Lee had advocated for the earmarks as a member of the committee that crafts spending bills. But as a longtime antiwar advocate, she has historically opposed defense spending bills. It was “unfortunate procedural circumstances” that led defense spending to be combined with earmarks that she supported, an aide said.
Not all lawmakers included earmarks in the bill.
Several Republicans did not request any earmarks. They included California Reps. Darrell Issa of Bonsall and Tom McClintock of Elk Grove and Minority Leader Kevin McCarthy of Bakersfield.
When Democrats brought back the practice last year, they implemented new rules to reduce the chances of requests being used in corrupt ways.

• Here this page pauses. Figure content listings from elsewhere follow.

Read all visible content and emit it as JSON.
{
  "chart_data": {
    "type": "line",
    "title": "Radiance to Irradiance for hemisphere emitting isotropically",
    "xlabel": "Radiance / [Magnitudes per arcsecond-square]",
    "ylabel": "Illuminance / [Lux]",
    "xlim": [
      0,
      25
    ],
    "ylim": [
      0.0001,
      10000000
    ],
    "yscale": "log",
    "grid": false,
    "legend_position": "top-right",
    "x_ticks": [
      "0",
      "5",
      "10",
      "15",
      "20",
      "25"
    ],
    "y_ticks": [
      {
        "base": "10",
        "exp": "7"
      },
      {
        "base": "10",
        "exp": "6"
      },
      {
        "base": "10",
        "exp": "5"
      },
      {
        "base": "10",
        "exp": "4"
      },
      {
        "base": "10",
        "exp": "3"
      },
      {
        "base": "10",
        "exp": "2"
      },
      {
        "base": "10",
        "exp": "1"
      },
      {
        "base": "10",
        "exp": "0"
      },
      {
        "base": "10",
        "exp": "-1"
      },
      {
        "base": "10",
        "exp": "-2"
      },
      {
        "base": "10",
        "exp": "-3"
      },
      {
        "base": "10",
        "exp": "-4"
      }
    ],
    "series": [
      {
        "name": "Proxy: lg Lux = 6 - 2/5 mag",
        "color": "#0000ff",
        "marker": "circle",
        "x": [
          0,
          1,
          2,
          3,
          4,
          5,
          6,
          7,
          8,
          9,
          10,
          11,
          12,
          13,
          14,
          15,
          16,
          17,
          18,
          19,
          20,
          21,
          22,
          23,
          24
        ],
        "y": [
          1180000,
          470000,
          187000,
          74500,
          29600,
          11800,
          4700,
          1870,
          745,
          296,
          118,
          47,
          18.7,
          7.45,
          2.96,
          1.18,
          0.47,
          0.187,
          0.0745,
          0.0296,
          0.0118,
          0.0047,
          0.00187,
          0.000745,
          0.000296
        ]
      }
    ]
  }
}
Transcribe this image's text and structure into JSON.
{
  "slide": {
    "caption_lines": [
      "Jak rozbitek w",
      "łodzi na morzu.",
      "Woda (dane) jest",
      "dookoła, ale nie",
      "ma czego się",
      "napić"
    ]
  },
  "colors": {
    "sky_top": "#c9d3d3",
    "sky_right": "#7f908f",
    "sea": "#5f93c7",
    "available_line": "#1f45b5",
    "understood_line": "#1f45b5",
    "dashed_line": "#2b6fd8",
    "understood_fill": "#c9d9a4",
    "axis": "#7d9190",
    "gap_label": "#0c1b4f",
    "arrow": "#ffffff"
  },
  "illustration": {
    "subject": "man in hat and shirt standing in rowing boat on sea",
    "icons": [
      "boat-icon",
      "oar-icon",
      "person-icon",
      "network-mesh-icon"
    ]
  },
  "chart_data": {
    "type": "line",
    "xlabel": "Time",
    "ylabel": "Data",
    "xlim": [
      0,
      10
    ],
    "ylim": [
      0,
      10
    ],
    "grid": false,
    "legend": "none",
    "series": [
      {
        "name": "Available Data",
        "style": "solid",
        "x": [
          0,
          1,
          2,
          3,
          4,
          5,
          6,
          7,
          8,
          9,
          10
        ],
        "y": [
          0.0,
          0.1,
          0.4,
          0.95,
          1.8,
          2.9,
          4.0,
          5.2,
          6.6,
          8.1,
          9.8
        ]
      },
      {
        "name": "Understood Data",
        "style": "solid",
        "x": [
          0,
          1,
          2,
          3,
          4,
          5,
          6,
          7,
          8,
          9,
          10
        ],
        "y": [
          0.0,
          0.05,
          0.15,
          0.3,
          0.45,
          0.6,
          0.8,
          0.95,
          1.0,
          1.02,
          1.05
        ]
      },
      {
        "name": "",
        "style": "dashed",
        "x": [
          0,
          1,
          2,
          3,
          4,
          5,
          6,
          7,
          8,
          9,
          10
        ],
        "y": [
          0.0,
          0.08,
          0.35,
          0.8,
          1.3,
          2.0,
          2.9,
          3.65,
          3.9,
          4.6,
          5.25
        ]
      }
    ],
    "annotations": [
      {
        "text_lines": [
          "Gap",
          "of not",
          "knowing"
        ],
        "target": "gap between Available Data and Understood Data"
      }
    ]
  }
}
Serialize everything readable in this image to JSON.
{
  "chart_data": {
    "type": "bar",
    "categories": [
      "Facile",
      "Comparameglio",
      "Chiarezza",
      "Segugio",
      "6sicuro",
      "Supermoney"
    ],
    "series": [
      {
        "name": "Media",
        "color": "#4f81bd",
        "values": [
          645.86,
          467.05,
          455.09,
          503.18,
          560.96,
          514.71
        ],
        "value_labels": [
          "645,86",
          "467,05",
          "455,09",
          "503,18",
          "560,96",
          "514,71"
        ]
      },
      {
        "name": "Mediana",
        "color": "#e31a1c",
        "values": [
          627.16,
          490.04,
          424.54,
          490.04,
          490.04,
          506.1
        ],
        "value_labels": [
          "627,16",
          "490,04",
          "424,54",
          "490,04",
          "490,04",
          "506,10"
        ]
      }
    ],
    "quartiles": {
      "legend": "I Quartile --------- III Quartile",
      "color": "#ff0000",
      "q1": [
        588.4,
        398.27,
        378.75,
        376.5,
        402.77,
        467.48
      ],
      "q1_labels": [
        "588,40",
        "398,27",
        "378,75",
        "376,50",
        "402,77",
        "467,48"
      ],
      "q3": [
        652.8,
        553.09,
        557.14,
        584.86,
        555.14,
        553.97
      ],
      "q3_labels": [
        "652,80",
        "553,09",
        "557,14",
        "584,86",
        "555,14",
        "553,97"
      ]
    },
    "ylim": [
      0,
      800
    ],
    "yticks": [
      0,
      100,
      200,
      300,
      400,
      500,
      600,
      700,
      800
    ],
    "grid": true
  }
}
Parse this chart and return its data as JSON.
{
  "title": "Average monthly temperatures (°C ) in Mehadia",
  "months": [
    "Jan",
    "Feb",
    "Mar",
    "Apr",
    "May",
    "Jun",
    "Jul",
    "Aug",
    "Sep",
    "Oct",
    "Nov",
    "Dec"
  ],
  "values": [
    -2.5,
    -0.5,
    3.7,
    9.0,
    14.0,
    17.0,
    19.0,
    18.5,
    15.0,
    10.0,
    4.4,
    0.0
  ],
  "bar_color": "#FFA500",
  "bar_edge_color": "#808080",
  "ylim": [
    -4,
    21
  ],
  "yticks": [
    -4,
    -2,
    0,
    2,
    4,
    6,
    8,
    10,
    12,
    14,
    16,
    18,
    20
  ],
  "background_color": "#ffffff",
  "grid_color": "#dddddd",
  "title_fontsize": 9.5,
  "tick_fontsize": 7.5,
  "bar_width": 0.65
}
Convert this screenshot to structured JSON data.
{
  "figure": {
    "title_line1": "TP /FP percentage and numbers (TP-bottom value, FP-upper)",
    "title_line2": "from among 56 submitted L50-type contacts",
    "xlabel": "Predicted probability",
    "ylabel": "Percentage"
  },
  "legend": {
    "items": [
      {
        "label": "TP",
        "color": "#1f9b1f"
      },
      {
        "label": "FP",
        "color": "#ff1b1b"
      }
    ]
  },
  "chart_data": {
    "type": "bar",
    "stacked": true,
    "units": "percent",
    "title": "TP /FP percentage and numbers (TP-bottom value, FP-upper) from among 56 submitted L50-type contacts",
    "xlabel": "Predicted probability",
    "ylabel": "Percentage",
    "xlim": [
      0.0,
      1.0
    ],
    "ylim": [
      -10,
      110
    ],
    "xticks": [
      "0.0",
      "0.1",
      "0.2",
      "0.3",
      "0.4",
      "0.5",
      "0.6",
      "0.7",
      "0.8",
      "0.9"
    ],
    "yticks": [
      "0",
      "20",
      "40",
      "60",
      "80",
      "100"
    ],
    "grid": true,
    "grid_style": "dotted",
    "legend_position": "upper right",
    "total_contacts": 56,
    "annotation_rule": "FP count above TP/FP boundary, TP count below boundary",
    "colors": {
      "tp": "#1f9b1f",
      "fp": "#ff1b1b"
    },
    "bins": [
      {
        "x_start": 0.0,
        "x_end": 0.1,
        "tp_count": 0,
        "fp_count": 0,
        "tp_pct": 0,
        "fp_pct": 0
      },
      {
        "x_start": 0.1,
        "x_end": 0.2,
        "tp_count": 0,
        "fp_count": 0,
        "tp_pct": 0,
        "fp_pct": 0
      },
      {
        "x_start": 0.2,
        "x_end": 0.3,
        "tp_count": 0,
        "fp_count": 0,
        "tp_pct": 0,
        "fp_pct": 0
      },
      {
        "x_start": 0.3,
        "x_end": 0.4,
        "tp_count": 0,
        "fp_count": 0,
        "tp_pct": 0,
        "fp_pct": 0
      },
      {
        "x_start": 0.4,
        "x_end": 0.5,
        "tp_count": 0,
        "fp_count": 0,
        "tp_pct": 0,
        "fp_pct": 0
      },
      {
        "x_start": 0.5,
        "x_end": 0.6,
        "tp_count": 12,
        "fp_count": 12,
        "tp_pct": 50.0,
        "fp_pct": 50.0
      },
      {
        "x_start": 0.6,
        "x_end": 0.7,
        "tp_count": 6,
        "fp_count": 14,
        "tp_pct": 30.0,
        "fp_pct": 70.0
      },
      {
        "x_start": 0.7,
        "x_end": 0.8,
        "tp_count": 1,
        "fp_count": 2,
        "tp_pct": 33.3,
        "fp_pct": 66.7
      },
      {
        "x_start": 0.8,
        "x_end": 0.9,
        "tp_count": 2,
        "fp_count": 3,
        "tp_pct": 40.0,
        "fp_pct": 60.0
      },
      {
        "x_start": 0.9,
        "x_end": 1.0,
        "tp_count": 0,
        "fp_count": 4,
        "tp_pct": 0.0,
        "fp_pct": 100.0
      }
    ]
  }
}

Lawmakers keenly remember the scandal involving former Rep. Randy “Duke” Cunningham (R-Rancho Santa Fe), who resigned after pleading guilty in 2005 to receiving $2.4 million in bribes from defense contractors in exchange for including earmarks in legislation. And former House Appropriations Committee Chairman John P. Murtha (D-Pa.) was under investigation for using his post to steer earmarks to his brother’s lobbying firm, the Washington Post reported after the lawmaker died in 2010.
Under the new rules, lawmakers must publicly disclose their requests and certify that they and their families do not have any financial interest in them; and for-profit entities can no longer receive funding from earmarks.
Only one House Democrat, Rep. Katie Porter of Irvine, did not seek to include earmarks in the bill, saying they invite corruption and wasteful backroom deals.
“Pork-barrel spending should remain banned,” Porter wrote in a Wall Street Journal opinion piece last year.